New Class Graduates from USAMMA Medical Logistics Management Internship as Program Readies for Revamp
The U.S. Army Medical Materiel Agency, a subordinate agency of the U.S. Army Medical Research and Materiel Command, honored its 101st graduating class of the Medical Logistics Management Internship Program during a ceremony at Fort Detrick, Maryland, Dec. 15.
USAMMA Commander Col. Lynn Marm provided opening remarks and reminded the graduates of their valuable role in Army readiness. "The Army must be ready, and to do this we need leaders who can think that way," said Marm. "We must ensure that our Soldiers are always in a position of greater advantage over the enemy... and the first advantage that we can give our Soldiers are these great leaders."
The Defense Health Agency's Chief of Medical Logistics Col. Andrew Centineo served as the guest speaker and highlighted the variety of experiences the interns gained during their training program at USAMMA. The MLMIP attendees visited government and private sector organizations to learn logistics best practices, materiel acquisition and management techniques.
"I would challenge you to take the opportunities you saw others doing and apply that to what we do, not only as Army logistics but as defense logistics in support of the Military Health System," said Centineo.

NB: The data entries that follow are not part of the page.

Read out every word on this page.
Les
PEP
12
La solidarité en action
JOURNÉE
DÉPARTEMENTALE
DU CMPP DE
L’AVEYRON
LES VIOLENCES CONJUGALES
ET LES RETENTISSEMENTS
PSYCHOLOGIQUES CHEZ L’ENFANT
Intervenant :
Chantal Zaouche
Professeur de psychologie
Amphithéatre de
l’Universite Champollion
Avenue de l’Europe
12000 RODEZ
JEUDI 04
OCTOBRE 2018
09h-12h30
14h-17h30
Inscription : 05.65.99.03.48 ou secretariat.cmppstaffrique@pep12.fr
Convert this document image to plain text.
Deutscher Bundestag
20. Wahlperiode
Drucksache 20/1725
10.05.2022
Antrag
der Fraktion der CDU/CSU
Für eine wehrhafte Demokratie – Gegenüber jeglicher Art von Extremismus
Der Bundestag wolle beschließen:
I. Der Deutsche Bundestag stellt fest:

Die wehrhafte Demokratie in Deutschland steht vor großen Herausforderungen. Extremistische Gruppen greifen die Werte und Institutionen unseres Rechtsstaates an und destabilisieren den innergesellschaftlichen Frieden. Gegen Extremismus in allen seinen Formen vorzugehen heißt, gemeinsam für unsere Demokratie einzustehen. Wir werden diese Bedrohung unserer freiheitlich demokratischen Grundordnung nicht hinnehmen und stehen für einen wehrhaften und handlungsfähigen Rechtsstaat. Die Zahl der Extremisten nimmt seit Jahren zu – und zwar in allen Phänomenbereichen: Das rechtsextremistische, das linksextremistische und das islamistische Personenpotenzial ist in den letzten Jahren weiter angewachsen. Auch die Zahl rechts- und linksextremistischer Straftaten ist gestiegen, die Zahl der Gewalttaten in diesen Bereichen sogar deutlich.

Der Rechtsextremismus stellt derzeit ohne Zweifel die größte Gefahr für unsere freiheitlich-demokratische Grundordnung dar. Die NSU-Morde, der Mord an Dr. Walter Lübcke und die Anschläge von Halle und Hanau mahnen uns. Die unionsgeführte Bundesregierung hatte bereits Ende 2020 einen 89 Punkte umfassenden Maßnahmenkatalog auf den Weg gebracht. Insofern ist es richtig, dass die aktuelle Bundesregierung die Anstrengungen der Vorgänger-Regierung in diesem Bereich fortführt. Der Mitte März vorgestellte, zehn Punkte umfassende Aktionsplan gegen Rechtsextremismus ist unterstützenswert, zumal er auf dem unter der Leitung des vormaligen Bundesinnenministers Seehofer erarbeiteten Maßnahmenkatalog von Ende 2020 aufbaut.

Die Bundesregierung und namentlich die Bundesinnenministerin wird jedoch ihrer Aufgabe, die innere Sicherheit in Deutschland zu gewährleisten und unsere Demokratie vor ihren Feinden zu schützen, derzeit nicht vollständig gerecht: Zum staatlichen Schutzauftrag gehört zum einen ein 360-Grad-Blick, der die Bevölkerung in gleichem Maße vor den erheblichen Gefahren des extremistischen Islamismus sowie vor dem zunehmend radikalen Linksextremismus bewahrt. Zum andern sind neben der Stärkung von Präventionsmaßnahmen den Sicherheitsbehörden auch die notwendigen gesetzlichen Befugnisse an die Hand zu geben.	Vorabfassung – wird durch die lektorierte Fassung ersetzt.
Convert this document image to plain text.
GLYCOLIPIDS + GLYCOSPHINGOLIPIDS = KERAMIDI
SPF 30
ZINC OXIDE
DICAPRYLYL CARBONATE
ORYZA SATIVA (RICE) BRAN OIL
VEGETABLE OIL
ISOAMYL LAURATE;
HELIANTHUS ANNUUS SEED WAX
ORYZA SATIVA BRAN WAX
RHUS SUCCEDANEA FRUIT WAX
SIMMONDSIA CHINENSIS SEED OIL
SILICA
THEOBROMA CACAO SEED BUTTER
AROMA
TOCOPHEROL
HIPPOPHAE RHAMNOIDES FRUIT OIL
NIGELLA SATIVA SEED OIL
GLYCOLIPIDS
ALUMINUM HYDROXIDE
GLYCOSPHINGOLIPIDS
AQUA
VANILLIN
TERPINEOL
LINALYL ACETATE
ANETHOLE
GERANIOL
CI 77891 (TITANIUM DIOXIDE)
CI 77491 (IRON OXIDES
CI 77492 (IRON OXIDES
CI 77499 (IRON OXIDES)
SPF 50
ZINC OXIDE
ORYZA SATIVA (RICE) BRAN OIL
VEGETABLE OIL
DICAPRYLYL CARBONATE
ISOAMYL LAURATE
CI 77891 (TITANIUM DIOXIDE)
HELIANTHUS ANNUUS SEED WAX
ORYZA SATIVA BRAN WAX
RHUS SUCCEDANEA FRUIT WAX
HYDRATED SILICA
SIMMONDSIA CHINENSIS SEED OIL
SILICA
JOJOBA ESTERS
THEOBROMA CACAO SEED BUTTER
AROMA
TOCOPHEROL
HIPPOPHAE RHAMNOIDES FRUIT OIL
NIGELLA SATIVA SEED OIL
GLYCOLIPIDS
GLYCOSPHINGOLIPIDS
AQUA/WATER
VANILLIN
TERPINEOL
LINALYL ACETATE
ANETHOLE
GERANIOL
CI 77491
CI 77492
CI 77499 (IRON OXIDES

The MLMIP program, which began in 1967, is designed to develop and strengthen the skills of mid-career medical logistics officers, warrant officers, noncommissioned officers and civilians. Since its inception, the MLMIP has graduated 488 Army officers, 143 noncommissioned officers, 11 warrant officers, four Navy officers and four civilians. The newest graduates include:
- Maj. Sigrid Harrison
- Maj. Leticia Gonzalez
- Capt. Joshua Singleton
- Capt. Jesus Loayza
- Staff Sgt. Diego Mosquera
- Staff Sgt. Jose Morales
Class 101 is the last group that will graduate from the current six-month program, as USAMMA moves to modernize MLMIP. In August 2018, the MLMIP will become an 11-month training program consisting of six months of didactic training and five months of internship at USAMMA, followed by a two-year utilization assignment. Graduates from the new MLMIP are expected to excel in operational and strategic logistics positions in the joint and inter-agency environment.
"It is up to us now to apply and share all the knowledge we have gained," said Loayza, the distinguished honor graduate of MLMIP class 101. "This graduation is just the end of one chapter and the beginning of another."